Oracle has announced the release of Java 10 version on March 20. While this is not an LTS version, there are few changes in this version which are worth noting. In this article we’ll look at 5 of the most important things you’ll need to watch out for, especially if you’re a Java developer.
- Java releases long term support versions in every 3 year. As per this scheduling, their future long term support version, Java 11 will be releasing in Fall 2018. Java 10 is a precursor to that and contains some important changes which will take a clearer shape in the next version.
- Java 10 is trying to emulate some of the popular features of Scala and Kotlin. One of the primary reasons can be the growing popularity of Kotlin in both web and mobile development domain and also the dynamic typing capability in Scala and Kotlin both. The introduction of local variable type is one of them. This feature implies that variables can now be declared as “var” and when you assign a certain integer or a string to it then the compiler will automatically know what type of variable it is. Although this doesn’t make Java a dynamically typed language like Python, still this allows a lot more flexibility for the programmers and lets them avoid boilerplates in their code.

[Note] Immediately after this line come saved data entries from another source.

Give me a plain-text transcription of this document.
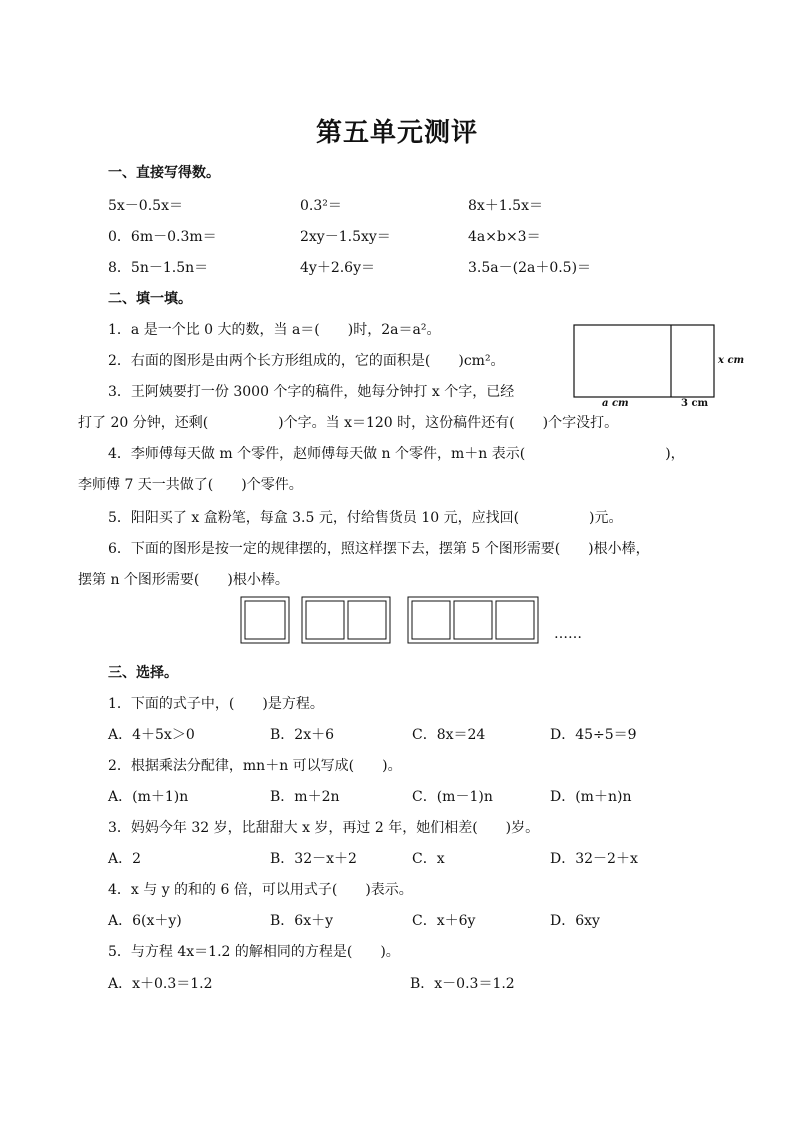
第五单元测评
一、直接写得数。
5x－0.5x＝	0.3²＝	8x＋1.5x＝
0．6m－0.3m＝	2xy－1.5xy＝	4a×b×3＝
8．5n－1.5n＝	4y＋2.6y＝	3.5a－(2a＋0.5)＝
二、填一填。
1．a 是一个比 0 大的数，当 a＝(　　)时，2a＝a²。
2．右面的图形是由两个长方形组成的，它的面积是(　　)cm²。
3．王阿姨要打一份 3000 个字的稿件，她每分钟打 x 个字，已经
打了 20 分钟，还剩(　　　　　)个字。当 x＝120 时，这份稿件还有(　　)个字没打。
4．李师傅每天做 m 个零件，赵师傅每天做 n 个零件，m＋n 表示(　　　　　　　　　　)，
李师傅 7 天一共做了(　　)个零件。
5．阳阳买了 x 盒粉笔，每盒 3.5 元，付给售货员 10 元，应找回(　　　　　)元。
6．下面的图形是按一定的规律摆的，照这样摆下去，摆第 5 个图形需要(　　)根小棒，
摆第 n 个图形需要(　　)根小棒。
a cm	3 cm
x cm
……
三、选择。
1．下面的式子中，(　　)是方程。
A．4＋5x＞0	B．2x＋6	C．8x＝24	D．45÷5＝9
2．根据乘法分配律，mn＋n 可以写成(　　)。
A．(m＋1)n	B．m＋2n	C．(m－1)n	D．(m＋n)n
3．妈妈今年 32 岁，比甜甜大 x 岁，再过 2 年，她们相差(　　)岁。
A．2	B．32－x＋2	C．x	D．32－2＋x
4．x 与 y 的和的 6 倍，可以用式子(　　)表示。
A．6(x＋y)	B．6x＋y	C．x＋6y	D．6xy
5．与方程 4x＝1.2 的解相同的方程是(　　)。
A．x＋0.3＝1.2	B．x－0.3＝1.2
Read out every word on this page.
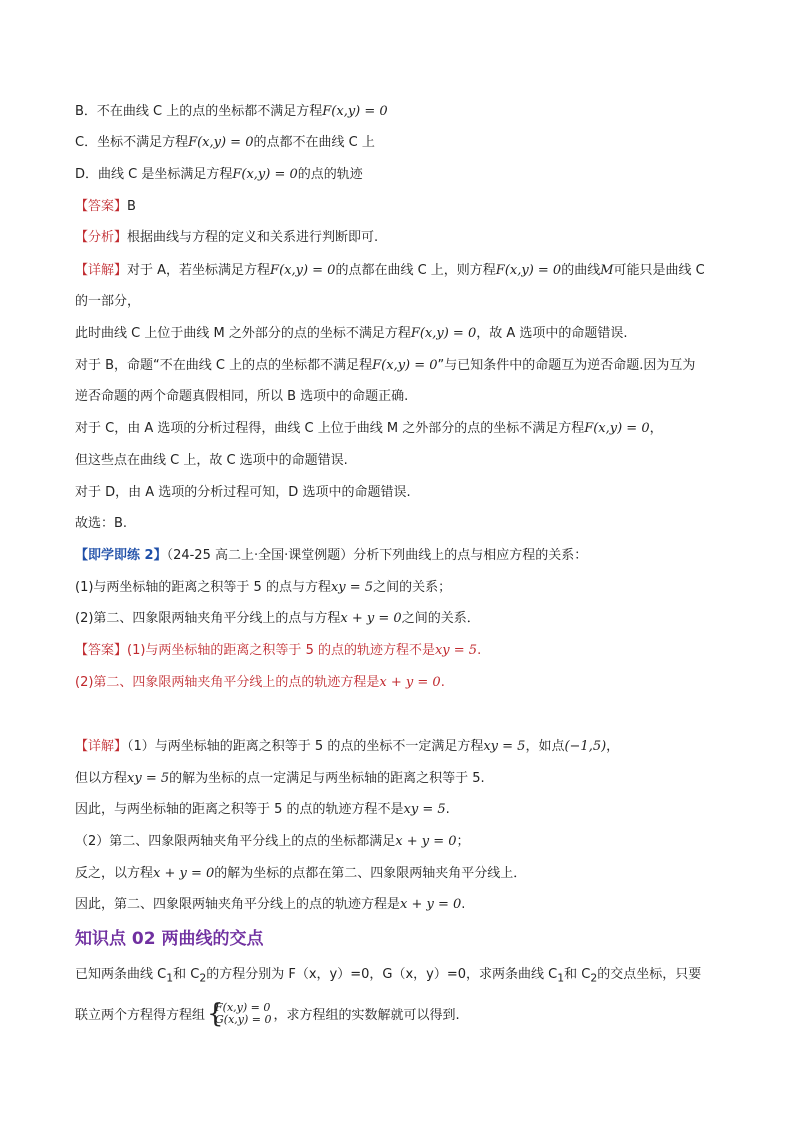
B．不在曲线 C 上的点的坐标都不满足方程F(x,y) = 0
C．坐标不满足方程F(x,y) = 0的点都不在曲线 C 上
D．曲线 C 是坐标满足方程F(x,y) = 0的点的轨迹
【答案】B
【分析】根据曲线与方程的定义和关系进行判断即可.
【详解】对于 A，若坐标满足方程F(x,y) = 0的点都在曲线 C 上，则方程F(x,y) = 0的曲线M可能只是曲线 C
的一部分，
此时曲线 C 上位于曲线 M 之外部分的点的坐标不满足方程F(x,y) = 0，故 A 选项中的命题错误.
对于 B，命题“不在曲线 C 上的点的坐标都不满足程F(x,y) = 0”与已知条件中的命题互为逆否命题.因为互为
逆否命题的两个命题真假相同，所以 B 选项中的命题正确.
对于 C，由 A 选项的分析过程得，曲线 C 上位于曲线 M 之外部分的点的坐标不满足方程F(x,y) = 0，
但这些点在曲线 C 上，故 C 选项中的命题错误.
对于 D，由 A 选项的分析过程可知，D 选项中的命题错误.
故选：B.
【即学即练 2】（24-25 高二上·全国·课堂例题）分析下列曲线上的点与相应方程的关系：
(1)与两坐标轴的距离之积等于 5 的点与方程xy = 5之间的关系；
(2)第二、四象限两轴夹角平分线上的点与方程x + y = 0之间的关系．
【答案】(1)与两坐标轴的距离之积等于 5 的点的轨迹方程不是xy = 5.
(2)第二、四象限两轴夹角平分线上的点的轨迹方程是x + y = 0.
【详解】（1）与两坐标轴的距离之积等于 5 的点的坐标不一定满足方程xy = 5，如点(−1,5)，
但以方程xy = 5的解为坐标的点一定满足与两坐标轴的距离之积等于 5.
因此，与两坐标轴的距离之积等于 5 的点的轨迹方程不是xy = 5.
（2）第二、四象限两轴夹角平分线上的点的坐标都满足x + y = 0；
反之，以方程x + y = 0的解为坐标的点都在第二、四象限两轴夹角平分线上．
因此，第二、四象限两轴夹角平分线上的点的轨迹方程是x + y = 0.
知识点 02 两曲线的交点
已知两条曲线 $C_1$和 $C_2$的方程分别为 F（x，y）=0，G（x，y）=0，求两条曲线 $C_1$和 $C_2$的交点坐标，只要
联立两个方程得方程组 {
F(x,y) = 0
G(x,y) = 0 ，求方程组的实数解就可以得到.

- There are 2 JEPs in JDK 10 that focus on improving the current Garbage Collection (GC) elements. The first one, Garbage-Collector Interface (JEP 304) will introduce a clean garbage collector interface to help improve the source code isolation of different garbage collectors. In current Java versions there are bits and pieces of GC source files scattered all over the HotSpot sources. This becomes an issue when implementing a new garbage collector, since developers have to know where to look for those source files. One of the main goals of this JEP is to introduce better modularity for HotSpot internal GC code, have a cleaner GC interface and make it easier to implement new collectors.
- Java 10 promises to become much faster than its previous version by making the full garbage collector parallel. This is a welcome move and change from the version 9 since this allows the developers scope to better allocate memory and use the GC (Garbage Collector) in parallel. The GC in the previous versions didn’t have the capability to load values in parallel and that made it heavy and difficult to operate for complex applications. The present parallel GC removes that factor and makes it much more lightweight and efficient.
- Java 10 enables programmers to allow heap allocation on alternative memory devices. This feature lets the Java VM decide on the most important tasks and then allocate maximum memory for those priority processes with other processes are allocated to alternative memory. This helps in fastening up the overall process. This change is important for the Java developers because this will help them in better and efficient memory management and hence will increase the performance of their applications.
With these changes, Java 10 has opened up the doors for a more open and flexible language which is looking towards the future. With Kotlin breathing down its neck as a worthy alternative, the stage is set for Java to work towards a more dynamic and easy to use power packed version 11 in 2018 fall. We would be waiting for that along with the Java developers for sure.